After cleaning up the data (turns out more than one “J. Smith” could have published a physics paper during that time, and she or he could have been associated with either Northeastern University in Boston or Northeastern University in Shenyang, China…causing a slightly difficult disambiguation problem), the team mapped out the way these researchers moved throughout their careers.

They looked at the number of citations that each researcher had to his or her name and used it as a measure of success. Then they looked at the number of successful researchers at different institutions, to give the universities, companies, and national labs that employed them their own measure of overall “richness”.

A heat map of institutional "richness." The red area in the bottom left corresponds to the richest institutions, while the top right area corresponds to the poorest institutions (in terms of affiliated physics researchers' success rates). The blue green middle area represents those institutions that are neither extremely rich nor extremely poor. Image courtesy of Pierre Deville.

A heat map of institutional “richness.” The red area in the bottom left corresponds to the richest institutions, while the top right area corresponds to the poorest institutions (in terms of affiliated physics researchers’ success rates). The blue green middle area represents those institutions that are neither extremely rich nor extremely poor. Image courtesy of Pierre Deville.

They created a heat map of institutional richness, shown here. The red corners represent the most and least successful institutions, while the blue middle ground represents exactly that — a middle ground of institutions that are neither super successful nor super limited.

They found that researchers tended to make only a few moves during their careers, most often during their early days. This made sense to Deville and his team, knowing that one usually moves institutions when going from grad school to post doc to tenure track employment but then stays put after reaching that latter mark.

They also found that researchers were three times more likely to move within groups rather than between them. “There are movements between the two groups, but they’re extremely unlikely,” said Roberta Sinatra, a post-doctoral fellow in Barabási’s lab.

When a researcher did move between groups, the team saw some interesting things: if the researcher moved to a more successful institution, his or her productivity didn’t change (they kept publishing roughly the same number of papers) and neither did their overall success (number of citations). But if they moved to a less successful institution, they’d still work just as hard (again, publishing the same number of papers), but their success went down (fewer citations).
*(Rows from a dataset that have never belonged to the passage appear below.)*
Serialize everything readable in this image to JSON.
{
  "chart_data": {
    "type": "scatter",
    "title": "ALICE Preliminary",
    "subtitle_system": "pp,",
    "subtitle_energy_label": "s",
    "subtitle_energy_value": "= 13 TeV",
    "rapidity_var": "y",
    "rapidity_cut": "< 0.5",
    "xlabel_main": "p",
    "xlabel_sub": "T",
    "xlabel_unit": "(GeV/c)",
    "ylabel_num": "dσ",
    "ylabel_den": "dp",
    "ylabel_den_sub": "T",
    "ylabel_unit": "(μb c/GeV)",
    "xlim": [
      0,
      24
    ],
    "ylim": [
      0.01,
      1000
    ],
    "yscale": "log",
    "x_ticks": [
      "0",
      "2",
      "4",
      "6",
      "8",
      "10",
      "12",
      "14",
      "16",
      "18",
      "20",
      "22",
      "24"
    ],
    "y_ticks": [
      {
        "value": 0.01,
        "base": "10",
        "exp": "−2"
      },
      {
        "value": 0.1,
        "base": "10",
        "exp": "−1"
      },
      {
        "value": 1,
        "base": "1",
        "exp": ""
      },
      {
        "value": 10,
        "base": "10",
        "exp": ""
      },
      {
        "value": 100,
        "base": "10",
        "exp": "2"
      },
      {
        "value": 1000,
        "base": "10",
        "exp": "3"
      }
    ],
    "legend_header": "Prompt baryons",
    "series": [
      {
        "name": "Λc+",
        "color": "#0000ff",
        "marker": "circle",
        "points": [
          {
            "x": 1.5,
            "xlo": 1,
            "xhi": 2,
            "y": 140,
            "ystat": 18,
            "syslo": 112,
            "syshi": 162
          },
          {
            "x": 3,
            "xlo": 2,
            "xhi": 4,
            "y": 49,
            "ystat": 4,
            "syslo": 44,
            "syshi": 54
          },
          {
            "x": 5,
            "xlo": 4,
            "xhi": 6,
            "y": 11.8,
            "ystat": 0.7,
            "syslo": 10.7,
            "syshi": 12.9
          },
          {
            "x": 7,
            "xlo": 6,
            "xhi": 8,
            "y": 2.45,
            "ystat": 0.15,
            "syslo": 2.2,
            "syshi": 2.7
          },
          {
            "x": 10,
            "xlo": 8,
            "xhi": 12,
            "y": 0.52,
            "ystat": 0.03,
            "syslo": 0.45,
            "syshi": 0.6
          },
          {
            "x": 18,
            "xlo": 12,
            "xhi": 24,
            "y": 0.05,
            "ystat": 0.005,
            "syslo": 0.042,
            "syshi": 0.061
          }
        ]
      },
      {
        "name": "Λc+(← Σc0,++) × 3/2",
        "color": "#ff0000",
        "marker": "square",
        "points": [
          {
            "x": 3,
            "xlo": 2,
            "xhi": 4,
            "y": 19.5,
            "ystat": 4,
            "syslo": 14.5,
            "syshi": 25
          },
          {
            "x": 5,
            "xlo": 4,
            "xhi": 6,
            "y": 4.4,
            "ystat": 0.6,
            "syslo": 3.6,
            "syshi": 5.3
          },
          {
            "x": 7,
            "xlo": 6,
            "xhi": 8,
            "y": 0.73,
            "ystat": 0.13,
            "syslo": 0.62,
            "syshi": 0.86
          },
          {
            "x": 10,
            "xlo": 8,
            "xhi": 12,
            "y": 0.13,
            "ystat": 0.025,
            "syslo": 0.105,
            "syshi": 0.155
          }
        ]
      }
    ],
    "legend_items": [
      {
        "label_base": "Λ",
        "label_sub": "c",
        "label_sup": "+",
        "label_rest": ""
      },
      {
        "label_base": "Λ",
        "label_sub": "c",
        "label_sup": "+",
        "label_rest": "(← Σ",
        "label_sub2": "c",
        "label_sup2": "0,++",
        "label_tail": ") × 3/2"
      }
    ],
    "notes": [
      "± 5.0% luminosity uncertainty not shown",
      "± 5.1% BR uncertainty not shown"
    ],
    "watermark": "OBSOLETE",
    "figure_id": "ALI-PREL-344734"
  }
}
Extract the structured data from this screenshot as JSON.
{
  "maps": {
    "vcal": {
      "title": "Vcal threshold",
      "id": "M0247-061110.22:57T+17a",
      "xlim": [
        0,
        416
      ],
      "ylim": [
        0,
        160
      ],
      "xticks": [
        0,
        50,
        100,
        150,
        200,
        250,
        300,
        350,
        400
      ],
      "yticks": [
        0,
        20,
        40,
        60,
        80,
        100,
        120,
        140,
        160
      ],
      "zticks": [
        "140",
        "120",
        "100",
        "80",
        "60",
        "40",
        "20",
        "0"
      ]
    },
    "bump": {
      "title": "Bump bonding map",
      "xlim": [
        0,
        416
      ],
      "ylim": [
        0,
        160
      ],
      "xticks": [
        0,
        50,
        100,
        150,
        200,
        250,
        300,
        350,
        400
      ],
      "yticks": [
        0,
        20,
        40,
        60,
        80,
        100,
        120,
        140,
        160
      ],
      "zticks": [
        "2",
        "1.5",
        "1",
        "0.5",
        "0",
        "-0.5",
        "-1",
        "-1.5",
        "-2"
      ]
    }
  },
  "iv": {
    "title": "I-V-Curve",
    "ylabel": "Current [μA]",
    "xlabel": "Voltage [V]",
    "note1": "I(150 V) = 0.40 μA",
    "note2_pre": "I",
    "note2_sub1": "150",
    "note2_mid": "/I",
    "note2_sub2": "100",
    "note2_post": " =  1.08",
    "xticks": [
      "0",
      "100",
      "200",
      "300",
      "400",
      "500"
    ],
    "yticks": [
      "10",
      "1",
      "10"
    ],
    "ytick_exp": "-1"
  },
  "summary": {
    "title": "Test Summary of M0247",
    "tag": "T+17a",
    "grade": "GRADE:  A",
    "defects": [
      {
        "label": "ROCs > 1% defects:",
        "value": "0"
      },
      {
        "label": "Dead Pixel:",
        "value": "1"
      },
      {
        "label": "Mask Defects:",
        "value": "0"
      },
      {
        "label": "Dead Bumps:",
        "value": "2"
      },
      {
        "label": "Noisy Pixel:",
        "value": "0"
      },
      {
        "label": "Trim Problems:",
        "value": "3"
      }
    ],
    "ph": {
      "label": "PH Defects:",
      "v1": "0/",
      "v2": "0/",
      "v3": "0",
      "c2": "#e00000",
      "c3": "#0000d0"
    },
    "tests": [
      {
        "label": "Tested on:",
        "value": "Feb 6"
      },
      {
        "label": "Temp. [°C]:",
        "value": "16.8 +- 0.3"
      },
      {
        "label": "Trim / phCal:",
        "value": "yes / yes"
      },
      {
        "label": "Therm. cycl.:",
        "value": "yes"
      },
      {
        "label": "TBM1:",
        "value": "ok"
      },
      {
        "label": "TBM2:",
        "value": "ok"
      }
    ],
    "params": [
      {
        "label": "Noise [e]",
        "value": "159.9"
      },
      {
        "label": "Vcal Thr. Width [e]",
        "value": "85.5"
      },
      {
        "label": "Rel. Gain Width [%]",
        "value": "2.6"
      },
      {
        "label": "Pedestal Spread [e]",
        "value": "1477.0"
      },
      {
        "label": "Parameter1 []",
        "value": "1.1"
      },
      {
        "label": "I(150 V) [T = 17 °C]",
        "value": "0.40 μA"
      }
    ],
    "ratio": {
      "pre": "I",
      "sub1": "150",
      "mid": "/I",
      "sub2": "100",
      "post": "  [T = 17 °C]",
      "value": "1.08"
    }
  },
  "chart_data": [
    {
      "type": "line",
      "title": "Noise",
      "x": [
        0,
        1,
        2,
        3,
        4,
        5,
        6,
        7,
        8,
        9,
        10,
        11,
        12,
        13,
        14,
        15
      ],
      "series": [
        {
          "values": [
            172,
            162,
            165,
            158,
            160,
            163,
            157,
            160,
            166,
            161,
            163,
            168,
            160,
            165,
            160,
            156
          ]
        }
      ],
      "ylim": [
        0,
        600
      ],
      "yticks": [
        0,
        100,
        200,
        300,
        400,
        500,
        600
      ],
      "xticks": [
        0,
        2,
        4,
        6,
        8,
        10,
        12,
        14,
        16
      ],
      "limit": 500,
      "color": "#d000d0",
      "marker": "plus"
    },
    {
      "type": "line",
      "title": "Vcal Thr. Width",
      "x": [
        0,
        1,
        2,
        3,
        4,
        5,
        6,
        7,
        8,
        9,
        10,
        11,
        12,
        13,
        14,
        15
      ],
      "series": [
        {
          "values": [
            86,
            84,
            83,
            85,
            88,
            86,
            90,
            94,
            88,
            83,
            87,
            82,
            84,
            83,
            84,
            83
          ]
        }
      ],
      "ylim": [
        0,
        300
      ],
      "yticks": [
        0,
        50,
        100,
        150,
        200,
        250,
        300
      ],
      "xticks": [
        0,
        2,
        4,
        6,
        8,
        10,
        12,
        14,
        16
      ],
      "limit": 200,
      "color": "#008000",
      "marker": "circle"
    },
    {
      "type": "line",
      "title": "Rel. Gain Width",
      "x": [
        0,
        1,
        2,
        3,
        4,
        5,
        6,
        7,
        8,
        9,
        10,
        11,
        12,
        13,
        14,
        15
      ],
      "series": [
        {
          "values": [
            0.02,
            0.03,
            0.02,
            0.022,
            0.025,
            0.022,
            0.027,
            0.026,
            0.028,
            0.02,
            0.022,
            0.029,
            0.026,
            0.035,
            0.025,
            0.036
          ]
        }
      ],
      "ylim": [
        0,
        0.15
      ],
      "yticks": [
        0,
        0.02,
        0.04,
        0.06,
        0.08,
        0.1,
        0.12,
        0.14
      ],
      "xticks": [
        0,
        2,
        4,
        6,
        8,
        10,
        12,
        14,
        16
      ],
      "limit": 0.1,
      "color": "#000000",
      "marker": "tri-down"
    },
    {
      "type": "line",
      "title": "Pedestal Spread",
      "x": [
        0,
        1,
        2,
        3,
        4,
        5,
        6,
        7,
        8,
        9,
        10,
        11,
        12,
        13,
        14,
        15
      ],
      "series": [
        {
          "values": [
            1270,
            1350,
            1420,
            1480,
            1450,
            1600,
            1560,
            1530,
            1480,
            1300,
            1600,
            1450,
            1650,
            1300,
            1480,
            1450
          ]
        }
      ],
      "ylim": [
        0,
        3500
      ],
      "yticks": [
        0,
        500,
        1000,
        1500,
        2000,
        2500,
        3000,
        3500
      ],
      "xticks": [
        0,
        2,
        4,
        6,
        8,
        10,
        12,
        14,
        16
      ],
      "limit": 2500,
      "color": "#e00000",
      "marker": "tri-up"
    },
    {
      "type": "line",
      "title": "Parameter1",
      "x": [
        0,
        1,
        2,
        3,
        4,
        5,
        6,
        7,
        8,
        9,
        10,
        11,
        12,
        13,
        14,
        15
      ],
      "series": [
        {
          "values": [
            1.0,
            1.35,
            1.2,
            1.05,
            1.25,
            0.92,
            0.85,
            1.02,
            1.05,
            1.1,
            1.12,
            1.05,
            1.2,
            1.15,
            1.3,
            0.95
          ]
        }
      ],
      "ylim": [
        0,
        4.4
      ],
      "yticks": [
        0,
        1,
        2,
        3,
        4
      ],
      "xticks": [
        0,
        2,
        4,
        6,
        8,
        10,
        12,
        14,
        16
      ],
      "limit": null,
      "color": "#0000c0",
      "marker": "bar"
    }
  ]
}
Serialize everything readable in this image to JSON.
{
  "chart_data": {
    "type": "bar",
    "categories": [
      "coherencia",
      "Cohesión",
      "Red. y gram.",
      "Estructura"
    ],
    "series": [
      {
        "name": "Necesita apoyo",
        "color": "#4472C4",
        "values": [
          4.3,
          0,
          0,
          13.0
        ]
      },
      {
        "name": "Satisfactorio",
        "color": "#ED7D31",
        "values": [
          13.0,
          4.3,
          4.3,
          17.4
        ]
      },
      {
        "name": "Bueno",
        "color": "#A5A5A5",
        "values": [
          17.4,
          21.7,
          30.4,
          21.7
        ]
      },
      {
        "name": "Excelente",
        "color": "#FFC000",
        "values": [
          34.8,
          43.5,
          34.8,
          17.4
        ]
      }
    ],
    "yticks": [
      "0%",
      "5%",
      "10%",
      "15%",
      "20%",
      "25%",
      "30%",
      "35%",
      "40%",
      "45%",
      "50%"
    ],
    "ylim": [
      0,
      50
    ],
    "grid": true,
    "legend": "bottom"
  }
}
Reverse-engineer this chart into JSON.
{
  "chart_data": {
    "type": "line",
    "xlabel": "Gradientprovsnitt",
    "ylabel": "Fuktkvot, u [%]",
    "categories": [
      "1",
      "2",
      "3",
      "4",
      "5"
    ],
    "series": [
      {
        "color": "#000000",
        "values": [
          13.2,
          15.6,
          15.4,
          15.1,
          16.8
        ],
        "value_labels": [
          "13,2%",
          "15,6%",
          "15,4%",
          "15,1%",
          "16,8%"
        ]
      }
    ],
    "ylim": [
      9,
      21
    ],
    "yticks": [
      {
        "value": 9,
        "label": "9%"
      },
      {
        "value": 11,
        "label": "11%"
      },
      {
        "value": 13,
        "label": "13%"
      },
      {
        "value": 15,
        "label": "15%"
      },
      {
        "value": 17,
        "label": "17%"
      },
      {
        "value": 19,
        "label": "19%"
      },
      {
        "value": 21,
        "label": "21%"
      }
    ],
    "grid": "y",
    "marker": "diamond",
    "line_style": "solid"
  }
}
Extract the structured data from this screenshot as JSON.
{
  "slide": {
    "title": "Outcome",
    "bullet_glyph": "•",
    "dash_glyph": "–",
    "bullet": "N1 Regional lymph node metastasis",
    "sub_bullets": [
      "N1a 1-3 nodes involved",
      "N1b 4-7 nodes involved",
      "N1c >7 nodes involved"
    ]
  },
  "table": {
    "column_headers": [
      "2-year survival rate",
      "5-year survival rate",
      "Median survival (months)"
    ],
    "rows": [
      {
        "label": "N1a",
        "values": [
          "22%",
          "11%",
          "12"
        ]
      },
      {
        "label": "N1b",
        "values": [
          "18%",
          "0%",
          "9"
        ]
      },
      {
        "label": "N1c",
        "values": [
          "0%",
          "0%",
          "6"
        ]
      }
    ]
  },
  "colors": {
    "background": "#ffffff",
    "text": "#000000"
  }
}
All of this strikes a slightly depressing note, as far as I can see it. Basically, if you don’t start out in the rich club, then you’ll never be as successful as if you did. But if you happen to leave it, well, you can kiss your success (or at least some of it), goodbye. Of course, as Sinatra pointed out, there’s a bit of a chicken-or-egg problem here. Is an  institution “rich” because of the success of the researchers it employs, or are those researchers successful merely because of the visibility afforded to them by their affiliation with the rich club?

Jury’s still out. The work is part of an overarching program in Barabasi’s lab to study the science of success–to figure out what it is that turns some people into celebrities while the majority of us can only dream of such opulence. The team believes than understanding these things, especially in individual fields like physics, could provide meaningful insights for both the creators of knowledge and media, as well as the people who regulate it all.

The next step for this particular project is already underway: They are expand their examination beyond the field of physics to look at the entire body of scientific publications over the same time period. They expect it will reveal some nuances of what accounts for success in the various disciplines.